Make sure you have Docker and NVIDIA Container Toolkit installed on your machine (you may refer to this guide).

Then, you may use the following Docker images to instantiate two containers equipped with CUDA 10.1 and CUDA 10.2, respectively:

  • Container Docker with CUDA 10.1 and cuDNN 7.6 (the environment for TensorFlow): link
  • Container Docker with CUDA 10.2 and cuDNN 8.0 (the environment for PyTorch): link

After the setup of your Docker containers, you may follow the exact same guidelines as scenario #1.

Datasets

At ./data/ you may find all tsv files for the datasets, i.e., training, validation, and test sets, and the interactions file (for EGCF). In order not to overload this repository, we provide the links to Google Drive for the review-based side information (both for EGCF and other baselines):

Dataset Link EGCF Link Review Baselines
Baby drive drive
Boys & Girls drive drive
Men drive drive

After having downloaded the six zip files, just put them into ./data/amazon_baby/, ./data/amazon_boys_girls/, and ./data/amazon_men/, respectively.

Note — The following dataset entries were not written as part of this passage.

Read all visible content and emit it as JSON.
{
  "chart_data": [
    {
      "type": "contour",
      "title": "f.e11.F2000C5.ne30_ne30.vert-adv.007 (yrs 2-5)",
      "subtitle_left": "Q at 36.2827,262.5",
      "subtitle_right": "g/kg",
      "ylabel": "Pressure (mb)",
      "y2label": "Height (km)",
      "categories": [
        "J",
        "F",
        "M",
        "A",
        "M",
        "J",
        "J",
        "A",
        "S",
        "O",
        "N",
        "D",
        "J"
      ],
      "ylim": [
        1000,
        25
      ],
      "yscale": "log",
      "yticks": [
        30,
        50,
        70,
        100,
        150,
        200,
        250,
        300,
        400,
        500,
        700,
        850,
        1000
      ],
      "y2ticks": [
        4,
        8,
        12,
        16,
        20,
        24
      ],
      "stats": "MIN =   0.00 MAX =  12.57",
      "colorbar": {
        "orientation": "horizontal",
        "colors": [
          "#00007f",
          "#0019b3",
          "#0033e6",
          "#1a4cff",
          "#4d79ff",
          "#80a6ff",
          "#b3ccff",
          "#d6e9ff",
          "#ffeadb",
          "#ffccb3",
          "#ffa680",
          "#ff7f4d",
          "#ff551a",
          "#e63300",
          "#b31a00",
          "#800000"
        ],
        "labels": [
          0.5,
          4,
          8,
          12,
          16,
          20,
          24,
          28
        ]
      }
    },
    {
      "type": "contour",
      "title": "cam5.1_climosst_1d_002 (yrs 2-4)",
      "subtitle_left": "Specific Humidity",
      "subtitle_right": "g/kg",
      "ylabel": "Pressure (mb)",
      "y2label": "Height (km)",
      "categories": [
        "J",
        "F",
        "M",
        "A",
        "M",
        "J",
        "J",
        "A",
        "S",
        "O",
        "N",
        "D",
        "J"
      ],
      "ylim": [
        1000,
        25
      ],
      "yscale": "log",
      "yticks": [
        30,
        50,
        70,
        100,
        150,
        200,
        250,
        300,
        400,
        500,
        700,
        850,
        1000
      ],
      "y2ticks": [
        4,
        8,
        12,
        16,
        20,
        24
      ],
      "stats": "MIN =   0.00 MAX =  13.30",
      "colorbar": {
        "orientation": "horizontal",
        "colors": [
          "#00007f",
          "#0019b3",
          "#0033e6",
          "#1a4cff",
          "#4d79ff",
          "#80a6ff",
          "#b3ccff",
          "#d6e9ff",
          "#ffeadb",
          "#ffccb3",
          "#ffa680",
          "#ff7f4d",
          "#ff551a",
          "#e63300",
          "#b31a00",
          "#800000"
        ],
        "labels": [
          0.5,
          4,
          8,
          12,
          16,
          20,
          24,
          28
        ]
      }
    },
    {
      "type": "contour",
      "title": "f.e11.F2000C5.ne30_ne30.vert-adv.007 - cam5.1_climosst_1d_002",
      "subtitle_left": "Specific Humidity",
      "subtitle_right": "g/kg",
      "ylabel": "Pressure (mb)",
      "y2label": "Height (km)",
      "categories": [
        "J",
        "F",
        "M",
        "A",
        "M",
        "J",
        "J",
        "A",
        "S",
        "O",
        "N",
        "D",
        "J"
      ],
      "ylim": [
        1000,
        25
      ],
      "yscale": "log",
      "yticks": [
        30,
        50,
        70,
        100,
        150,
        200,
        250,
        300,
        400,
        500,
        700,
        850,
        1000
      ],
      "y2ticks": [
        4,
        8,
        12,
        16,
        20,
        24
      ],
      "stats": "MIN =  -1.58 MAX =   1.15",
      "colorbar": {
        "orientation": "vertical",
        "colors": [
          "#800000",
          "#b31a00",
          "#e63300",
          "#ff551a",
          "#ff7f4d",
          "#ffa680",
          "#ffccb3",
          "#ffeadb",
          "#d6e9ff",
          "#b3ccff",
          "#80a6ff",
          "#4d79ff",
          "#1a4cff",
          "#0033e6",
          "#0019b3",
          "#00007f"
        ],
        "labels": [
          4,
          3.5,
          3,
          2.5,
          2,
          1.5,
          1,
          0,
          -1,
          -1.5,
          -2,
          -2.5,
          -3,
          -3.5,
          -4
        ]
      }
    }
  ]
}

Finally, run the bash scripts ./data/<dataset_name>/create_<dataset_name>.sh to complete the procedure. Now you are all set, and you can start training and testing the models.

Training and testing models

To train and evaluate models an all considered metrics, you may run the following command:

$ python -u start_experiments.py --model <model-name> --dataset <dataset-name>

where <model-name> and <dataset-name> refer to the name of the model to be run and the dataset on which to run the experiment, respectively.

You may find all configutation files at ./config_files/<model-name>/<dataset-name>.yml, where all hyperparameter spaces and the exploration strategies are reported.

As for EGCF (i.e., our proposed model), configuration files follow the pattern ./config_files/egcf/<dataset-name>_<hop_number>.yml, useful to run the study on the hop number and select the best model configuration.

Results about calculated metrics are available in the folder ./results/<dataset-name>/performance/. Specifically, you need to access the tsv file having the following name pattern: rec_cutoff_<cutoff>_relthreshold_0_<datetime-experiment-end>.tsv.